Unsupervised Speech Recognition (2105.11084v3)

Abstract: Despite rapid progress in the recent past, current speech recognition systems still require labeled training data which limits this technology to a small fraction of the languages spoken around the globe. This paper describes wav2vec-U, short for wav2vec Unsupervised, a method to train speech recognition models without any labeled data. We leverage self-supervised speech representations to segment unlabeled audio and learn a mapping from these representations to phonemes via adversarial training. The right representations are key to the success of our method. Compared to the best previous unsupervised work, wav2vec-U reduces the phoneme error rate on the TIMIT benchmark from 26.1 to 11.3. On the larger English Librispeech benchmark, wav2vec-U achieves a word error rate of 5.9 on test-other, rivaling some of the best published systems trained on 960 hours of labeled data from only two years ago. We also experiment on nine other languages, including low-resource languages such as Kyrgyz, Swahili and Tatar.

• The paper presents a novel unsupervised approach that maps unlabeled audio to phonemes using self-supervised wav2vec 2.0 and adversarial training.
• It achieves impressive results, reducing phoneme error rate from 26.1 to 11.3 on TIMIT and obtaining a 5.9 word error rate on Librispeech test-other.
• The research advances low-resource speech recognition by eliminating the need for labeled data, paving the way for broader language applications.

Overview of "Unsupervised Speech Recognition"

This paper introduces "wav2vec-U," a novel approach to training speech recognition models without labeled data. The method leverages self-supervised representations to map unlabeled audio to phonemes using adversarial training. This approach notably advances unsupervised automatic speech recognition (ASR), showcasing substantial improvements over previous methodologies.

Core Contributions

1. Self-supervised Representations: The research utilizes wav2vec 2.0 for self-supervised speech audio representation, significantly impacting the segmentation and mapping of speech to phonemes.
2. Adversarial Training: The model employs adversarial techniques to learn phoneme mappings, presenting a novel implementation of GANs in unsupervised ASR.
3. Unsupervised Metric for Model Validation: A unique cross-validation approach allows model development without labeled data, using LLM-based fluency and vocabulary usage to guide training.

Numerical Achievements

The paper reports a reduction in phoneme error rate (PER) on the TIMIT dataset from 26.1 to 11.3 compared to previous best unsupervised models. On the Librispeech benchmark, wav2vec-U achieves a word error rate (WER) of 5.9 on test-other, rivaling former supervised systems trained on 960 hours of labeled data.

Methodological Details

• Speech Segmentation: Utilizes k-means clustering on wav2vec 2.0 representations, followed by mean-pooling and PCA for robust segment representations.
• Text Pre-processing: Involves phonemization with silence token insertion, improving alignment with audio data processing.
• Model Architecture: The generator is a simple convolutional neural network, indicating efficiency in parameter use, and outputs phoneme distributions from frozen wav2vec 2.0 representations.
• Performance Across Languages: The method proves effective across multiple languages in the MLS dataset, demonstrating its versatility and robustness in low-resource settings like Kyrgyz and Tatar.

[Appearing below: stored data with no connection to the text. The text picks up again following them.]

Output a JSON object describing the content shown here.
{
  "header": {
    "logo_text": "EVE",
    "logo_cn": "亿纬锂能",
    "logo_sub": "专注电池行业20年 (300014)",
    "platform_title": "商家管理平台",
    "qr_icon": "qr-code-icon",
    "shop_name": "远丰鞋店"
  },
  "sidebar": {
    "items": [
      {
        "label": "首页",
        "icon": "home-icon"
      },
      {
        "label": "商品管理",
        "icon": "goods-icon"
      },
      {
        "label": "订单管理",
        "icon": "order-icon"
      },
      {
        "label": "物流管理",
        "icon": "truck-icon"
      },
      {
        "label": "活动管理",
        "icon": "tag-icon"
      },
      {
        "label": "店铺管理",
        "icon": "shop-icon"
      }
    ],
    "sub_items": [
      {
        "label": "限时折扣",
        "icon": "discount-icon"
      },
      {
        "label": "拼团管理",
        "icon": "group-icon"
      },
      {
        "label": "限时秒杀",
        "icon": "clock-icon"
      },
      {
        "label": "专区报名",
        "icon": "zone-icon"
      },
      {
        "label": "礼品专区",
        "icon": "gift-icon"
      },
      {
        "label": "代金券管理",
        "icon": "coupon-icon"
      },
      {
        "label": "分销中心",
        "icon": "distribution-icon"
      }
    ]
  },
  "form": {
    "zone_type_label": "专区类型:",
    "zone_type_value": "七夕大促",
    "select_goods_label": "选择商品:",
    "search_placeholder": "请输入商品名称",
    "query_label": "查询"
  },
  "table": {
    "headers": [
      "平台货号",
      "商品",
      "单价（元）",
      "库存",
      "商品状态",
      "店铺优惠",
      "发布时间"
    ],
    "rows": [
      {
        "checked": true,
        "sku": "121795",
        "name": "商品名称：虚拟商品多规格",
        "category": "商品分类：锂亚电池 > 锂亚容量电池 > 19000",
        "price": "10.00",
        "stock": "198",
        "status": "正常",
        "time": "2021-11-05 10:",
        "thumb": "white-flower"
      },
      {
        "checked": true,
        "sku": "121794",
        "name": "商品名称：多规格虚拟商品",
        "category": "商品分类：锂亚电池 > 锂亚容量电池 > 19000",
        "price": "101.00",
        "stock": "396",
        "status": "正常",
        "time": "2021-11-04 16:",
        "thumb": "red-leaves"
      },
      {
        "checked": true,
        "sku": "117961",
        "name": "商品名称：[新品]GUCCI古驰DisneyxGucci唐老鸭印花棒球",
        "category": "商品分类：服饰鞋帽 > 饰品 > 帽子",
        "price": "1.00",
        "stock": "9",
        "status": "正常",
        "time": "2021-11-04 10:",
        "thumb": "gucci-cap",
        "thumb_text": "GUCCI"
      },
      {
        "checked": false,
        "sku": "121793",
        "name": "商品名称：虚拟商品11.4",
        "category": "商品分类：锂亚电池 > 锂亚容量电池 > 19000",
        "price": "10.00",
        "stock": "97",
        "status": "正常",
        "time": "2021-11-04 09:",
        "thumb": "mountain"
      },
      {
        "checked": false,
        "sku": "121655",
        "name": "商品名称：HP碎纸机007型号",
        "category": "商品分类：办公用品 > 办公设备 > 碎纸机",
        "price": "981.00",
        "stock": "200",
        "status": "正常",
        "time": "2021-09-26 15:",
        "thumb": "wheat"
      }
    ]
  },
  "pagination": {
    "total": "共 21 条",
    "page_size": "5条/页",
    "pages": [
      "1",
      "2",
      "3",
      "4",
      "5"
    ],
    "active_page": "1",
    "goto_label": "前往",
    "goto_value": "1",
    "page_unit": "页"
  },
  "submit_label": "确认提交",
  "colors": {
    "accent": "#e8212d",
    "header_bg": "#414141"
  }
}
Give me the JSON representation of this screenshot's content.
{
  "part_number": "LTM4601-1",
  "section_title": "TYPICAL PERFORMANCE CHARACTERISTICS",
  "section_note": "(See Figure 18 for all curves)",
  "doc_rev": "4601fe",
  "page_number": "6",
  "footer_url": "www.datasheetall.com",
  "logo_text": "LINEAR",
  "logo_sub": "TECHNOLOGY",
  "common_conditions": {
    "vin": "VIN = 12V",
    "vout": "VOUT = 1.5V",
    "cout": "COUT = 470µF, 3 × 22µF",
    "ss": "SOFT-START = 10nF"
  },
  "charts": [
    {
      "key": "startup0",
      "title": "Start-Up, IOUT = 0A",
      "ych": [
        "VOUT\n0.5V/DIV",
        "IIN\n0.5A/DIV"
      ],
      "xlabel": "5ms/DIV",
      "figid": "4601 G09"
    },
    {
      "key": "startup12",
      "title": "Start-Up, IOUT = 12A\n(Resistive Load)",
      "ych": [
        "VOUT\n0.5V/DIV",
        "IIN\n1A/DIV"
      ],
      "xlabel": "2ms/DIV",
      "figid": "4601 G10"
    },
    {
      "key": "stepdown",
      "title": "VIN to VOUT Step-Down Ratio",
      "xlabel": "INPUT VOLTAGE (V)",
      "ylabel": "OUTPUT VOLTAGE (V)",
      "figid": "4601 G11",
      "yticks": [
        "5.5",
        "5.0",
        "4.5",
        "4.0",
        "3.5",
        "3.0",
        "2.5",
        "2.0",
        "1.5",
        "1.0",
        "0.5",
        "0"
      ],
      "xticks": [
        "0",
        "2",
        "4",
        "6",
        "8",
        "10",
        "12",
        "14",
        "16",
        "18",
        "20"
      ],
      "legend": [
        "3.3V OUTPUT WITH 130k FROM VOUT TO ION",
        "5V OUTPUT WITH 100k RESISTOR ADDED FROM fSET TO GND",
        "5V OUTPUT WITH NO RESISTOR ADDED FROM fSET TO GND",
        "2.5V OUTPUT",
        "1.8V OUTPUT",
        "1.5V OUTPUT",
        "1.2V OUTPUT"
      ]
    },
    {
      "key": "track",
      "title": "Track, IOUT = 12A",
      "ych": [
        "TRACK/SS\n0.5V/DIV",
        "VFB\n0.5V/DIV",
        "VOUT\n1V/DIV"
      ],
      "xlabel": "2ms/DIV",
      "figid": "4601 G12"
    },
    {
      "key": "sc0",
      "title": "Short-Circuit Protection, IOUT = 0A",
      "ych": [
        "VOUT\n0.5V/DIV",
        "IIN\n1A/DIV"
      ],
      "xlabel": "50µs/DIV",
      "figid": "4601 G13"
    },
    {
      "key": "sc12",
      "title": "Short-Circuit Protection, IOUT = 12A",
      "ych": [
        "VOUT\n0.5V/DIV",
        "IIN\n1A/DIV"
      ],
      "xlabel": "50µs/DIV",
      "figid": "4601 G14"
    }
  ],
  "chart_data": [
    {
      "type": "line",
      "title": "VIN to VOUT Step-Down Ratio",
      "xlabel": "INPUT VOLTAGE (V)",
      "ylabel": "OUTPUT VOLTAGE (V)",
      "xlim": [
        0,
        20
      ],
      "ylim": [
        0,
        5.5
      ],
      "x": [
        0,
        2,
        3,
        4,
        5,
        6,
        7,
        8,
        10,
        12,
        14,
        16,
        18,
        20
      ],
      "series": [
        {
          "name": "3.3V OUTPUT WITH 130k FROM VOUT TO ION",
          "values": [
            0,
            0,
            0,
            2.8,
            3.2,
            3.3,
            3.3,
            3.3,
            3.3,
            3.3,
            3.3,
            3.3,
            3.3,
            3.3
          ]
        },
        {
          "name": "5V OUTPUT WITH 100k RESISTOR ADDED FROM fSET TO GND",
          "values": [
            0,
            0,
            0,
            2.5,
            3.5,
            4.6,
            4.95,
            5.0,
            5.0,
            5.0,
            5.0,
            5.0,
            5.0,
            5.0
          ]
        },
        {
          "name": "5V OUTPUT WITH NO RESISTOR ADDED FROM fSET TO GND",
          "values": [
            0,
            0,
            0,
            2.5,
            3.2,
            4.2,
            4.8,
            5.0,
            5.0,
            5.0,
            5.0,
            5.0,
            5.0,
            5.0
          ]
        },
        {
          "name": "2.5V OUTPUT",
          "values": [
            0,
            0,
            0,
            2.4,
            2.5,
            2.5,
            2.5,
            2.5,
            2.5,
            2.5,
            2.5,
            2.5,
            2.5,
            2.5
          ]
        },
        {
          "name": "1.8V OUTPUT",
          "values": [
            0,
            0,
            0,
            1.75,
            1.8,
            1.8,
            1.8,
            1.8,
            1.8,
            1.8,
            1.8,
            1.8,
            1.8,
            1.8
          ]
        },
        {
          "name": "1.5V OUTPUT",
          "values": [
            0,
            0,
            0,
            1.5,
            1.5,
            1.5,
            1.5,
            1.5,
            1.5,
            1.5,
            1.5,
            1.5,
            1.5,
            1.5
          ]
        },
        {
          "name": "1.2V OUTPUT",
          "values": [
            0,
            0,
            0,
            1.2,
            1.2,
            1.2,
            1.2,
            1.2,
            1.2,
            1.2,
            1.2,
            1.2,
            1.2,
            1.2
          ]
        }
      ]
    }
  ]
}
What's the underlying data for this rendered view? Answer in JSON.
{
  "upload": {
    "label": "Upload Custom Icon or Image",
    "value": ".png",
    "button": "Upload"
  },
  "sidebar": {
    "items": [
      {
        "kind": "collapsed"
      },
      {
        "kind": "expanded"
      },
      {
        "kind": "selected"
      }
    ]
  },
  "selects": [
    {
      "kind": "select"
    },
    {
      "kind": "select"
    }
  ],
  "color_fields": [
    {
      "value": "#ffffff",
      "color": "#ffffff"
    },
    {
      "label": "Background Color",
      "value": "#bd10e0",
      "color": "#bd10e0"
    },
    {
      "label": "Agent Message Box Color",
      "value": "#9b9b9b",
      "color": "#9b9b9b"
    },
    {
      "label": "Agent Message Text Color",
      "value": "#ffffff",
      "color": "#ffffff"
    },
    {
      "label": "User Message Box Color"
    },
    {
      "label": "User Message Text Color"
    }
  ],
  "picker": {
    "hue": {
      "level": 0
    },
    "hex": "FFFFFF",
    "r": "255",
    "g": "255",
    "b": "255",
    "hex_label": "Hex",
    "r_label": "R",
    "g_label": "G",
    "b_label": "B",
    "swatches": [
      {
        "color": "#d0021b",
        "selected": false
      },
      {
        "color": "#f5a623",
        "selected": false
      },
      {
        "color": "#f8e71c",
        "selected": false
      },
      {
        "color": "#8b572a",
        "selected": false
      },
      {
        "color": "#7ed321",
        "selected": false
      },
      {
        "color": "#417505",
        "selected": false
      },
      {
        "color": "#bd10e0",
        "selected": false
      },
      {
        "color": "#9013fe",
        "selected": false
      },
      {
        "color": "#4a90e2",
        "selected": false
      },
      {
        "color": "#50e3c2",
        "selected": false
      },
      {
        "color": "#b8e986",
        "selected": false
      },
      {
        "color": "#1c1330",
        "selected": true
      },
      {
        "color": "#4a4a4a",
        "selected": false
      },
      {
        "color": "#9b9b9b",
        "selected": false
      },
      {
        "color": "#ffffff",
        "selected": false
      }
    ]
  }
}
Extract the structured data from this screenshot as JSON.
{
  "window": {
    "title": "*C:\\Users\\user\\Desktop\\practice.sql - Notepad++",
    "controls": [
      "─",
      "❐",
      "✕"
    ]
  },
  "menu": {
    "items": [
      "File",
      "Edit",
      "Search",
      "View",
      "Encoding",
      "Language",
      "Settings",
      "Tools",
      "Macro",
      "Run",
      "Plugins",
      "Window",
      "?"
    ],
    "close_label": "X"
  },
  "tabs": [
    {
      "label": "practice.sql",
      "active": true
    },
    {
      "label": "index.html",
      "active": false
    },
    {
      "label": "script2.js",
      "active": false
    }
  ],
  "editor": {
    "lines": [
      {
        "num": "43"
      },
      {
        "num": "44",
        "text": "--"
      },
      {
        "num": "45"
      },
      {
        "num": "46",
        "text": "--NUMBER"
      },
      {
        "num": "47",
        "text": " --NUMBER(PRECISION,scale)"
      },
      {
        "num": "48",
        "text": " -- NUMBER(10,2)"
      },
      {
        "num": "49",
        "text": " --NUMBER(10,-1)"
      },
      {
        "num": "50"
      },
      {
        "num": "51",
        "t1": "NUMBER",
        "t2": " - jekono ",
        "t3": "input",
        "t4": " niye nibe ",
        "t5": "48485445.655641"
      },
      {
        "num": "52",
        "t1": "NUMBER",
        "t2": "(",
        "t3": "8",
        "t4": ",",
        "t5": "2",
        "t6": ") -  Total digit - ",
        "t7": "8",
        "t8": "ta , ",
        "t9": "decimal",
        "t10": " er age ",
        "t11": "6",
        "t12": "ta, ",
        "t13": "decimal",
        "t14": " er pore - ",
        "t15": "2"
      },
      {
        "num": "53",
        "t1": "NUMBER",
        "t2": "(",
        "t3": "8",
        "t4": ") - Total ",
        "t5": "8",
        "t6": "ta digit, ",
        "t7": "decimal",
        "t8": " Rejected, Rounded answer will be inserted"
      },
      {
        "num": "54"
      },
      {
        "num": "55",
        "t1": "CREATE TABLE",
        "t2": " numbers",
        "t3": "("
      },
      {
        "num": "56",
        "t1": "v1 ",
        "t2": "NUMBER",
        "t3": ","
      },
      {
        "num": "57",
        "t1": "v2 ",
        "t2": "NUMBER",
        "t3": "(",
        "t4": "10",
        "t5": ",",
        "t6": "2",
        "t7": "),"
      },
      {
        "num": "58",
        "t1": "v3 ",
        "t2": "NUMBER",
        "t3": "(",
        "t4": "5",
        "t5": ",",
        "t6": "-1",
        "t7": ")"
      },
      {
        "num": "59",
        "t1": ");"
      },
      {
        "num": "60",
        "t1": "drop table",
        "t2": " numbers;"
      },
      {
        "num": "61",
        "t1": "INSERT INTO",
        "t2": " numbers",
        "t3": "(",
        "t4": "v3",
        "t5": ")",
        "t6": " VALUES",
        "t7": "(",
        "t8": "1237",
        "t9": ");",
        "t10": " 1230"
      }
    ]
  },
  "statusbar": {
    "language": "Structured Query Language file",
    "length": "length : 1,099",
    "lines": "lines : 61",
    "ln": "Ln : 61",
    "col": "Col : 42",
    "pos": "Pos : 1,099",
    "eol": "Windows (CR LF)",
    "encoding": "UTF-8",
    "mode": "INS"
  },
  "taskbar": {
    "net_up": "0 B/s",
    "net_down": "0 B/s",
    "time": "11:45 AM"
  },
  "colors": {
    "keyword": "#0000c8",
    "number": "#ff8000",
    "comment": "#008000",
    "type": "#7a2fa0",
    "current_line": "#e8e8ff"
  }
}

Implications and Future Directions

The findings suggest potential for expanding speech recognition capabilities to a vast number of world languages, currently underserved due to reliance on labeled datasets. Future research could explore:

• Cross-lingual Phonemization Strategies: Addressing the dependence on language-specific phonemizers by developing universal phonemization techniques.
• Segmentation Optimization: Refining segmentation techniques could further improve phoneme mapping precision, benefiting from variable-sized representation learning.
• Enhanced Self-training: Further iterations and refinements in self-training strategies could yield improvements, particularly in low-resource settings.

This research represents a significant stride towards democratizing speech recognition technology, emphasizing the role of unsupervised methods in advancing AI models for global linguistic diversity.